At Consensus Distributed on May 12, Blockstream presented Lightnite, a Fortnite-like game that uses the Liquid Network for storing non-fungible tokens (NFT) representing game items.
While the game is developed by independent company Satoshi’s Games, Blockstream has sponsored the game by running a token giveaway.
The announcement has garnered a considerable amount of criticism from Ethereum (ETH) fans, given the longstanding rivalry with the Bitcoin (BTC) “maximalists.” Non-fungible tokens are traditionally associated with Ethereum and other smart contract blockchains, and received constant criticism from Bitcoin community members as part of that association.
Benjamin DiFrancesco, an Ethereum contributor and founder of Scopelift, tweeted that this is part of a narrative shift:
“Narrative shift alert: we’re going from ‘things like NFTs are dumb and useless’ to ‘Bitcoin can do things like NFTs.”
Not all Bitcoin community members welcomed the Liquid NFTs, with notable Ethereum critic Udi Wertheimer commenting that “nobody wants NFTs.”
What is Liquid?
Lightnite’s sales pitch mentions gamers earning Bitcoin while playing the game, while Marty Bent, host of Bitcoin podcast “Tales from the Crypt,” praised the NFT initiative in a newsletter post, saying:
“Bitcoin can support use cases that many altcoin scammers have tried to say it cannot.”
But Liquid is not Bitcoin. It is a sidechain that uses BTC through a trustful bridge maintained by the Liquid federation, which mostly includes exchanges. While it is based on the Bitcoin codebase, it goes beyond it at the same time, adding faster finality, tokenized assets and confidential transactions on-chain.
That comes at the price of decentralization. The blockchain is entirely validated by the federation, which itself decides who can become part of it. It holds custody of the BTC used for the Liquid bridge, and Blockstream maintains multisig recovery keys for emergency situations.
This is in contrast with some other sidechain implementations like RSK. Despite having a similar federated bridge, it still piggybacks from Bitcoin’s decentralized security model.
Ethereum itself can also be considered a Bitcoin sidechain with the introduction of wrapped BTC tokens.
A sidechain for traders
Neil Woodfine, Blockstream’s director of marketing, told Cointelegraph that Liquid attempts to be an improvement over the status quo. The industry of Bitcoin exchanges is “extremely centralized at the moment,” he said, and trusting a federation of them instead of any single exchange is preferred.
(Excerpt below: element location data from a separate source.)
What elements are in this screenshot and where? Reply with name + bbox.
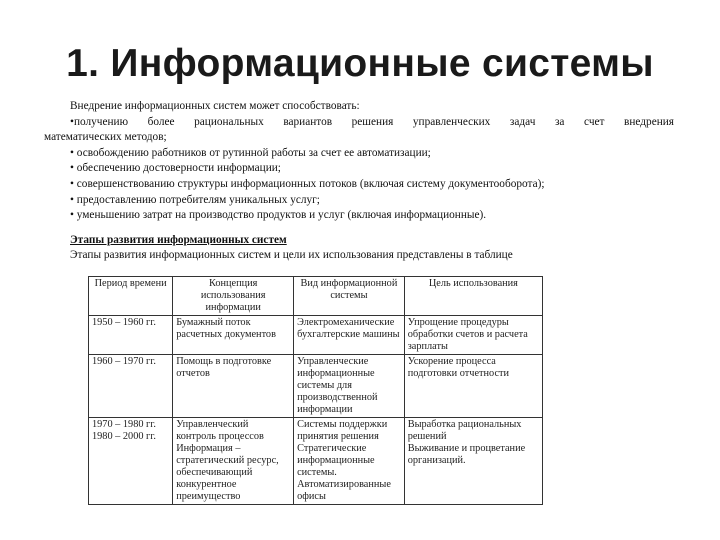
bullet-item-0-part1: •получению более рациональных вариантов решения управленческих задач за счет внедрения: [70, 115, 674, 128]
cell-concept-b: Информация – стратегический ресурс, обеспечивающий конкурентное преимущество: [176, 443, 279, 502]
cell-concept: [173, 418, 294, 505]
cell-system-b: Стратегические информационные системы. Автоматизированные офисы: [297, 443, 391, 502]
bullet-item-1: • освобождению работников от рутинной работы за счет ее автоматизации;: [70, 146, 431, 159]
cell-period: 1950 – 1960 гг.: [89, 316, 173, 355]
cell-period: 1960 – 1970 гг.: [89, 355, 173, 418]
cell-period: [89, 418, 173, 505]
slide-title: 1. Информационные системы: [66, 42, 654, 85]
header-system: Вид информационной системы: [294, 277, 405, 316]
header-concept: Концепция использования информации: [173, 277, 294, 316]
bullet-item-3: • совершенствованию структуры информационных потоков (включая систему документооборота);: [70, 177, 545, 190]
document-body: [44, 99, 674, 264]
cell-goal: Ускорение процесса подготовки отчетности: [404, 355, 542, 418]
cell-goal-b: Выживание и процветание организаций.: [407, 443, 526, 466]
table-row: [89, 418, 543, 505]
cell-concept-a: Управленческий контроль процессов: [176, 419, 264, 442]
header-period: Период времени: [89, 277, 173, 316]
bullet-item-4: • предоставлению потребителям уникальных услуг;: [70, 193, 320, 206]
cell-period-a: 1970 – 1980 гг.: [92, 419, 156, 430]
intro-text: Внедрение информационных систем может способствовать:: [70, 100, 360, 112]
cell-concept: Бумажный поток расчетных документов: [173, 316, 294, 355]
table-row: [89, 316, 543, 355]
cell-goal-a: Выработка рациональных решений: [407, 419, 522, 442]
bullet-item-5: • уменьшению затрат на производство продуктов и услуг (включая информационные).: [70, 209, 487, 222]
cell-goal: [404, 418, 542, 505]
bullet-item-2: • обеспечению достоверности информации;: [70, 162, 281, 175]
stages-text: Этапы развития информационных систем и цели их использования представлены в таблице: [70, 249, 513, 262]
cell-goal: Упрощение процедуры обработки счетов и расчета зарплаты: [404, 316, 542, 355]
stages-heading: Этапы развития информационных систем: [70, 233, 287, 246]
cell-system: Управленческие информационные системы для производственной информации: [294, 355, 405, 418]
cell-period-b: 1980 – 2000 гг.: [92, 431, 156, 442]
table-header-row: [89, 277, 543, 316]
bullet-item-0-part2: математических методов;: [44, 131, 167, 144]
cell-concept: Помощь в подготовке отчетов: [173, 355, 294, 418]
cell-system: Электромеханические бухгалтерские машины: [294, 316, 405, 355]
cell-system-a: Системы поддержки принятия решения: [297, 419, 388, 442]
table-row: [89, 355, 543, 418]
cell-system: [294, 418, 405, 505]
header-goal: Цель использования: [404, 277, 542, 316]
stages-table: [88, 276, 543, 505]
He added:
“[Regarding] the question of whether it's as decentralized as Bitcoin — it isn't, for sure. But does it need to be for this particular application? Is it already improving on the old system? I think it is in that regard.”
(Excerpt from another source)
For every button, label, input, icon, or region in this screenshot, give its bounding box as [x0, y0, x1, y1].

Liquid is designed to remove the burden of inter-exchange transactions from the Bitcoin network, which are “perhaps even the majority” of its activity, Woodfine said, adding that a dynamic federation is also planned soon.
He played down the level of centralization of the chain, noting that anyone can easily launch observing nodes. “If the federation ever decided to misbehave, they [users] would be able to restart their own federation using their existing balances,” Woodfine said.
At the same time, NFTs generally have little to do with trading on centralized exchanges.
Woodfine emphasized that Blockstream is not actively pushing for them:
“We don't have any plans as a company right now to pursue any Liquid-related platforms of people issuing NFTs. Although if anybody is interested in building such a thing, we would definitely be willing to offer some support.”
He revealed that Satoshi’s Games received technical help from Blockstream, but no financial support.
When asked why the tokens could not be issued on Bitcoin, he replied that existing protocols are too poorly maintained and difficult to use, in addition to the mainnet’s congestion issues.
Furthermore, he revealed that Blockstream is working on a platform specifically built for security tokens.
This suggests that the company does indeed see tokens as an important part of its business, though not necessarily NFTs.
Can Liquid be a good platform for NFTs?
Kain Warwick, founder of Synthetix, told Cointelegraph that he believes “tokens on Liquid make very little sense.”
While he concedes that gaming may not need high security guarantees, “it is only a marginal improvement over a centralized platform run by a gaming publisher,” he said. Warwick added that Ethereum causes “developers [to] inherit all of the infrastructure, like mobile wallets.”
Sébastien Borget, the president of the Blockchain Game Alliance, has a more conciliatory position:
“I think that what matters at the end of the day, from a player’s perspective, is not the technology or blockchain that is used by us (developers), but how fun this game is.”
He maintains a platform-agnostic and inclusive attitude, and sees Liquid’s entry into this field as “a consistent proof that there is a shift in mentalities towards gaming.” But he also noted that it may become difficult for developers to switch to a new platform once they have obtained expertise in one of them.
From that point of view, Ethereum has a strong lead as it “has been historically (and probably remains) the network with the largest number of developers as of today,” Borget concluded.